The investors demanded the removal of Ecclestone as a founding partner, citing political considerations. Curavić declined.
The decision resulted in the immediate withdrawal of the investment. Within OACM’s government and royal partner network, however, the refusal reinforced Curavić’s reputation as a leader unwilling to compromise governance structures or founding agreements for short-term capital.
“It was a governance issue, not a political one,” said one senior advisor familiar with the decision.
Board-Level Credibility
Under Curavić’s leadership, OACM assembled a Board of Excellence comprising former heads of state, active ministers, and senior advisors. Among them was Dr. Taleb Rifai, former Secretary-General of the UN World Tourism Organization, whose involvement helped shape OACM’s positioning at the intersection of sustainable tourism and environmental policy.

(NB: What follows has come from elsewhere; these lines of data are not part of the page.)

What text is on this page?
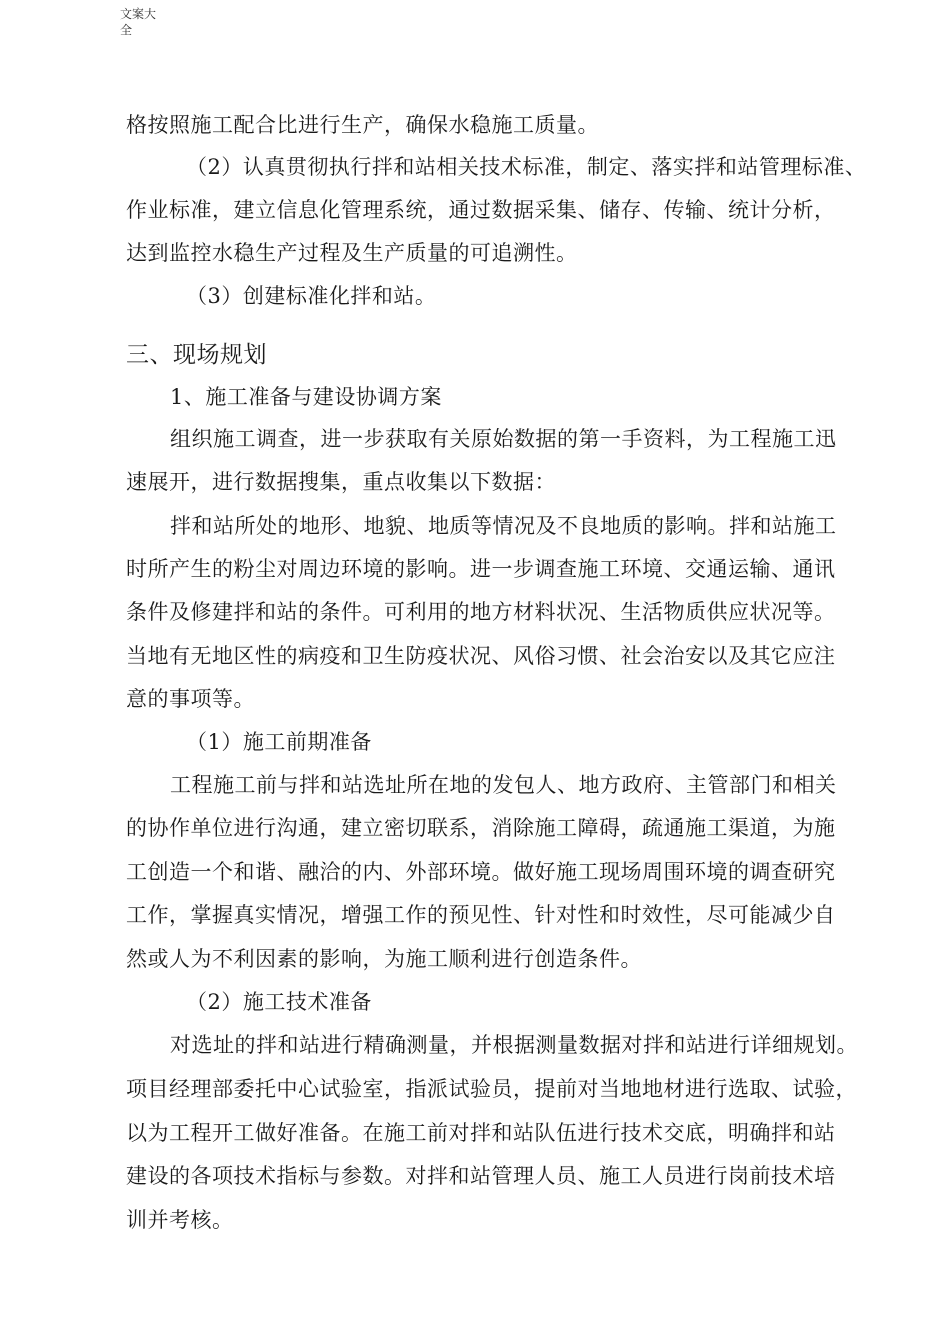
文案大
全
格按照施工配合比进行生产，确保水稳施工质量。
（2）认真贯彻执行拌和站相关技术标准，制定、落实拌和站管理标准、
作业标准，建立信息化管理系统，通过数据采集、储存、传输、统计分析，
达到监控水稳生产过程及生产质量的可追溯性。
（3）创建标准化拌和站。
三、现场规划
1、施工准备与建设协调方案
组织施工调查，进一步获取有关原始数据的第一手资料，为工程施工迅
速展开，进行数据搜集，重点收集以下数据：
拌和站所处的地形、地貌、地质等情况及不良地质的影响。拌和站施工
时所产生的粉尘对周边环境的影响。进一步调查施工环境、交通运输、通讯
条件及修建拌和站的条件。可利用的地方材料状况、生活物质供应状况等。
当地有无地区性的病疫和卫生防疫状况、风俗习惯、社会治安以及其它应注
意的事项等。
（1）施工前期准备
工程施工前与拌和站选址所在地的发包人、地方政府、主管部门和相关
的协作单位进行沟通，建立密切联系，消除施工障碍，疏通施工渠道，为施
工创造一个和谐、融洽的内、外部环境。做好施工现场周围环境的调查研究
工作，掌握真实情况，增强工作的预见性、针对性和时效性，尽可能减少自
然或人为不利因素的影响，为施工顺利进行创造条件。
（2）施工技术准备
对选址的拌和站进行精确测量，并根据测量数据对拌和站进行详细规划。
项目经理部委托中心试验室，指派试验员，提前对当地地材进行选取、试验，
以为工程开工做好准备。在施工前对拌和站队伍进行技术交底，明确拌和站
建设的各项技术指标与参数。对拌和站管理人员、施工人员进行岗前技术培
训并考核。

Although some advisors have since stepped back for health or personal reasons, the institutional framework they helped establish remains intact.

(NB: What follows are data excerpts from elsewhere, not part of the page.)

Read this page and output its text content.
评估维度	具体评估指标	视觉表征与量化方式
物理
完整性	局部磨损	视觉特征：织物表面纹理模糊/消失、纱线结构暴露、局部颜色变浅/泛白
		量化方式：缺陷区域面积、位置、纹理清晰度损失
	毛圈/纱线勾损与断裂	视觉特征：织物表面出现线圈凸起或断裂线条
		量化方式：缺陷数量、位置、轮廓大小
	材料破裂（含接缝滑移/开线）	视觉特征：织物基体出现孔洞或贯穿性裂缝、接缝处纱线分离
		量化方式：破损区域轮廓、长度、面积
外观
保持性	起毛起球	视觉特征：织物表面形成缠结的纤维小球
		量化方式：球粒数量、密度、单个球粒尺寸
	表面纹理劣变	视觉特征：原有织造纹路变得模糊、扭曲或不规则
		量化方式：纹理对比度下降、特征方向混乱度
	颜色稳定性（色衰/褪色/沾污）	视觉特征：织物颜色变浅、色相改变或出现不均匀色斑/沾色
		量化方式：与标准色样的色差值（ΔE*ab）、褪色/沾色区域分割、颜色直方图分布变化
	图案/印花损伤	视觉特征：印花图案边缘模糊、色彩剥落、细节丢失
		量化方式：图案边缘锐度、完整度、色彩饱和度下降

Scaling a Standard, Not a Brand
Curavić is now focused on the international deployment of the Certified SAFE Marine Area (CSMA) program—a governance-based system designed to integrate marine protection, tourism safety, environmental monitoring, and economic sustainability.

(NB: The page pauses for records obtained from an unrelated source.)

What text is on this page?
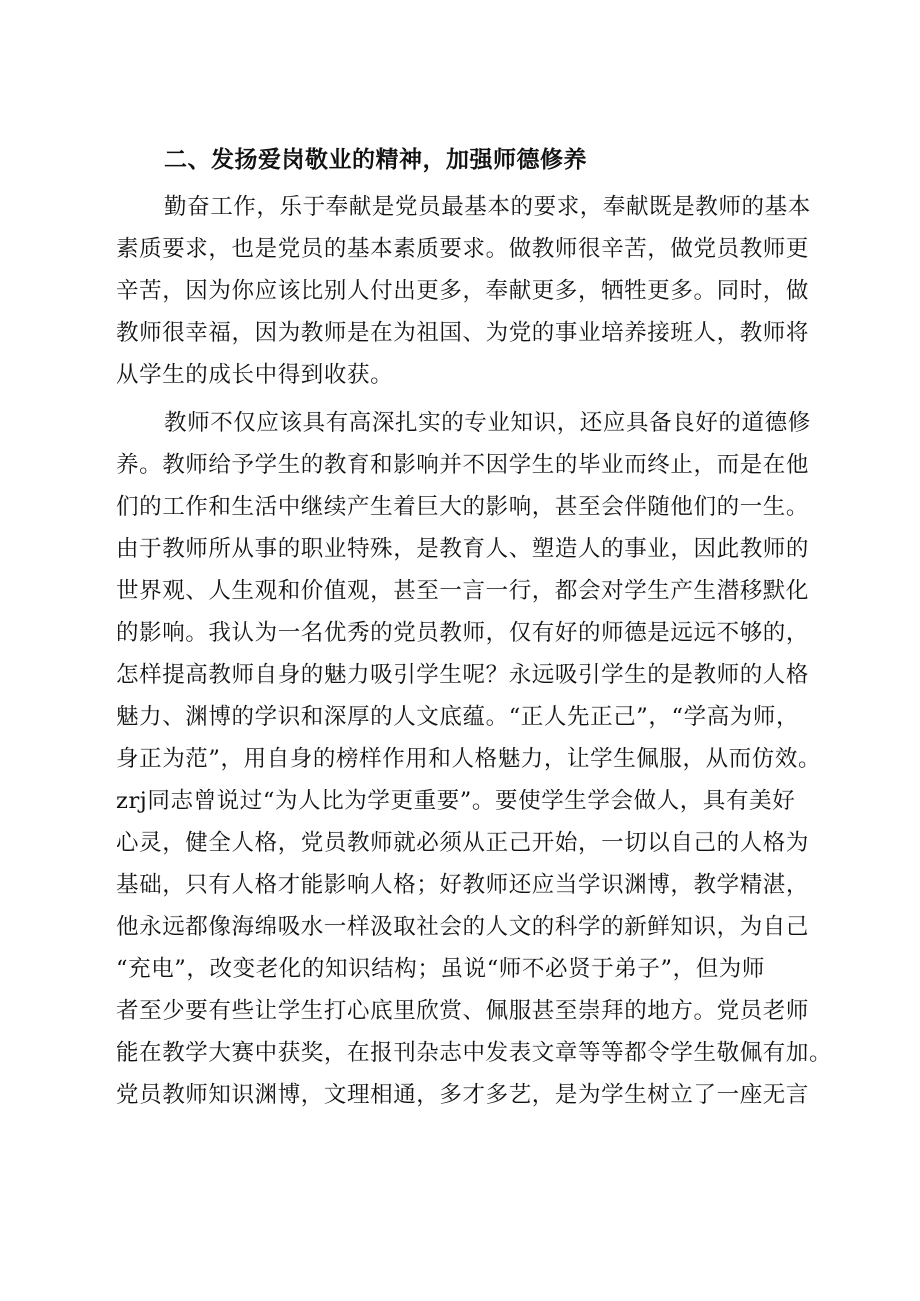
二、发扬爱岗敬业的精神，加强师德修养
勤奋工作，乐于奉献是党员最基本的要求，奉献既是教师的基本
素质要求，也是党员的基本素质要求。做教师很辛苦，做党员教师更
辛苦，因为你应该比别人付出更多，奉献更多，牺牲更多。同时，做
教师很幸福，因为教师是在为祖国、为党的事业培养接班人，教师将
从学生的成长中得到收获。
教师不仅应该具有高深扎实的专业知识，还应具备良好的道德修
养。教师给予学生的教育和影响并不因学生的毕业而终止，而是在他
们的工作和生活中继续产生着巨大的影响，甚至会伴随他们的一生。
由于教师所从事的职业特殊，是教育人、塑造人的事业，因此教师的
世界观、人生观和价值观，甚至一言一行，都会对学生产生潜移默化
的影响。我认为一名优秀的党员教师，仅有好的师德是远远不够的，
怎样提高教师自身的魅力吸引学生呢？永远吸引学生的是教师的人格
魅力、渊博的学识和深厚的人文底蕴。“正人先正己”，“学高为师，
身正为范”，用自身的榜样作用和人格魅力，让学生佩服，从而仿效。
zrj同志曾说过“为人比为学更重要”。要使学生学会做人，具有美好
心灵，健全人格，党员教师就必须从正己开始，一切以自己的人格为
基础，只有人格才能影响人格；好教师还应当学识渊博，教学精湛，
他永远都像海绵吸水一样汲取社会的人文的科学的新鲜知识，为自己
“充电”，改变老化的知识结构；虽说“师不必贤于弟子”，但为师
者至少要有些让学生打心底里欣赏、佩服甚至崇拜的地方。党员老师
能在教学大赛中获奖，在报刊杂志中发表文章等等都令学生敬佩有加。
党员教师知识渊博，文理相通，多才多艺，是为学生树立了一座无言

The CSMA framework is currently being implemented across the Mediterranean, Middle East, Black Sea, Baltic, and Scandinavian regions, positioning OACM as a standard-setting body rather than an advocacy organization.
A Different Model of Environmental Leadership
In a sector often driven by pledges and publicity, Curavić has built a leadership profile closer to that of a regulator or institutional investor: cautious, principle-driven, and focused on long-term credibility.
For supporters within government and capital markets, the appeal is clear. OACM under Curavić offers not moral signaling, but predictability, trust, and governance stability—qualities increasingly scarce in global environmental diplomacy.